# Introducing a new kitten to an older cat help?



## SpiderVicious (Jan 2, 2012)

I have a female cat who is 11 months old called Soxy, about to be a year old, She normally has a super friendly personality towards animals and people (she loved our rabbit who passed away a month ago and got very upset) Anyway, i brought home a 6 week old kitten called Autumn (very tiny, still learning to keep her balance) i didnt let them see eachother at first, so i went to say hello to soxy and she could smell the new kitten and she started to growl (she has never hissed or attack anyone or anything) so i picked her up and she just complained. (she loves cuddles) a while later i brought her downstairs and she hissed at the kitten but did not attack. ive brought her down twice as she refused to come down and eat or go to the toilet, (so i took her stuff upstairs so i no she would eat) eventually 3 nights later she came down by herself and sniffed around everywere (i put the kitten away at night in another room) all in all its been 5 days and my older cat keeps hissing and growling everytime i touch her (after patting kitten) or when she see's the kitten, But they have had 2 close encounters of being right next to eachother and my older cat just ran upstairs. I just want to know the best way to introduce them, sorry for long post but i didnt want to leave anything out..


----------



## wind1 (Oct 24, 2010)

I have had my kitten Whisper for 10 wks now and one of my older cats Beanie is still hissing and growling every time he sees her so it is very early days for you. Have a look at this info on how to introduce them Integrating Kittens with Cats
Beanie will now sit and eat with Whisper next to him but as soon as he's finished he growls at her. He then sits watching her from a safe distance but still growling. This is progress but very slow. There are lots of threads on here about kittens and resident cats with lots of useful info. You will also see from them how many of us are having problems with introductions!


----------



## Iheartcats (Aug 25, 2011)

wind1 said:


> I have had my kitten Whisper for 10 wks now and one of my older cats Beanie is still hissing and growling every time he sees her so it is very early days for you. Have a look at this info on how to introduce them Integrating Kittens with Cats
> Beanie will now sit and eat with Whisper next to him but as soon as he's finished he growls at her. He then sits watching her from a safe distance but still growling. This is progress but very slow. There are lots of threads on here about kittens and resident cats with lots of useful info. You will also see from them how many of us are having problems with introductions!
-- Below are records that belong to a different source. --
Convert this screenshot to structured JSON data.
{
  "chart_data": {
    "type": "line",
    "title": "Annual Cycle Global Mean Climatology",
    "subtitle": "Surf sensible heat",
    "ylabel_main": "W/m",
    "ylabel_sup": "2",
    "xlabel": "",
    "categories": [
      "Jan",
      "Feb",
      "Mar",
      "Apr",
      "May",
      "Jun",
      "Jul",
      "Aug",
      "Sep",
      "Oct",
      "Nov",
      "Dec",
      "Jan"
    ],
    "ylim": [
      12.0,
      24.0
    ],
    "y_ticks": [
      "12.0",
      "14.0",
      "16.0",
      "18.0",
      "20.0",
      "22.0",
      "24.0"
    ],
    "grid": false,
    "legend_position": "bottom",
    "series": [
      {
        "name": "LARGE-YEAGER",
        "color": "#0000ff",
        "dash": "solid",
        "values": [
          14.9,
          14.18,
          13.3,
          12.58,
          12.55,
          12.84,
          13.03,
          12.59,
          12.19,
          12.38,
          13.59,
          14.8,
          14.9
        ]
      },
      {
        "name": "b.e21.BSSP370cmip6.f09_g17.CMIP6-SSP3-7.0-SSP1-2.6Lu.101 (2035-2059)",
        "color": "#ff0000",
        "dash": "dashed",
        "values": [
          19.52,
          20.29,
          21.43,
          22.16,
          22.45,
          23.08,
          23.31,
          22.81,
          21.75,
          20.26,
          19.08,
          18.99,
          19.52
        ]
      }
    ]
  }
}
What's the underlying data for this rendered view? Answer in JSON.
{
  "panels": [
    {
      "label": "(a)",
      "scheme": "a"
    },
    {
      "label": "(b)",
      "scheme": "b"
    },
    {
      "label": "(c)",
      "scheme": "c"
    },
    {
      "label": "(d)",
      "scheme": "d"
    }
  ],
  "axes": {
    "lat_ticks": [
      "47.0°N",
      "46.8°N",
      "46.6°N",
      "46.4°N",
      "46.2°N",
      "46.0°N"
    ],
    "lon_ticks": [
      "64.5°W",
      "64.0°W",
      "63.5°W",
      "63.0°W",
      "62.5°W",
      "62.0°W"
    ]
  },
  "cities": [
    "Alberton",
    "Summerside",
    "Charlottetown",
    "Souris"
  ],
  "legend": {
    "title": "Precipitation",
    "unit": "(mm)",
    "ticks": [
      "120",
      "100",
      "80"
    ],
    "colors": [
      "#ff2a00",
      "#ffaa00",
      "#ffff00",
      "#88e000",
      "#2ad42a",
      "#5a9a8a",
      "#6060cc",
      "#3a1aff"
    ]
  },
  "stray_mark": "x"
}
Yep Beanie is exactly like my Fluffy. They can eat from a safe distance but Fluffy still growls and hisses (4 1/2 months on).

I am having the same problems. Its reasurring yet frustrating that other people are having similar issues.


----------



## spid (Nov 4, 2008)

6 weeks is incredibly young and if she's still wobbly then she may be younger. Such a shame people don't keep kittens with their mums for a longer time. Your kitten won't know how to introduce herself properly and will be cat socially inept. Try a feliway diffuser, scent swapping etc. Play with them together using treats to help, feed them together. I hope it gets better sometimes it takes days, sometimes it takes months. SOmetimes they love each other eventually, sometimes they just tolerate each other.


----------



## kelassa (Sep 13, 2011)

I introduced my kitten, Freya, to my two one year old cats, kazmaier and priti. Kazmaier was fine with Freya, priti however hated her. I found that after doing the scent swapping it worked well to put the kitten in a carrier so priti could wander up to her in her own time and smell her and check her out. I kept them separate and did the carrier thing for a few days. This kept Freya safe and got priti used to her quite quickly. You should do supervised play times for a couple of weeks until the hissing stops. Im so glad I introduced them gradually.

Good luck with them


----------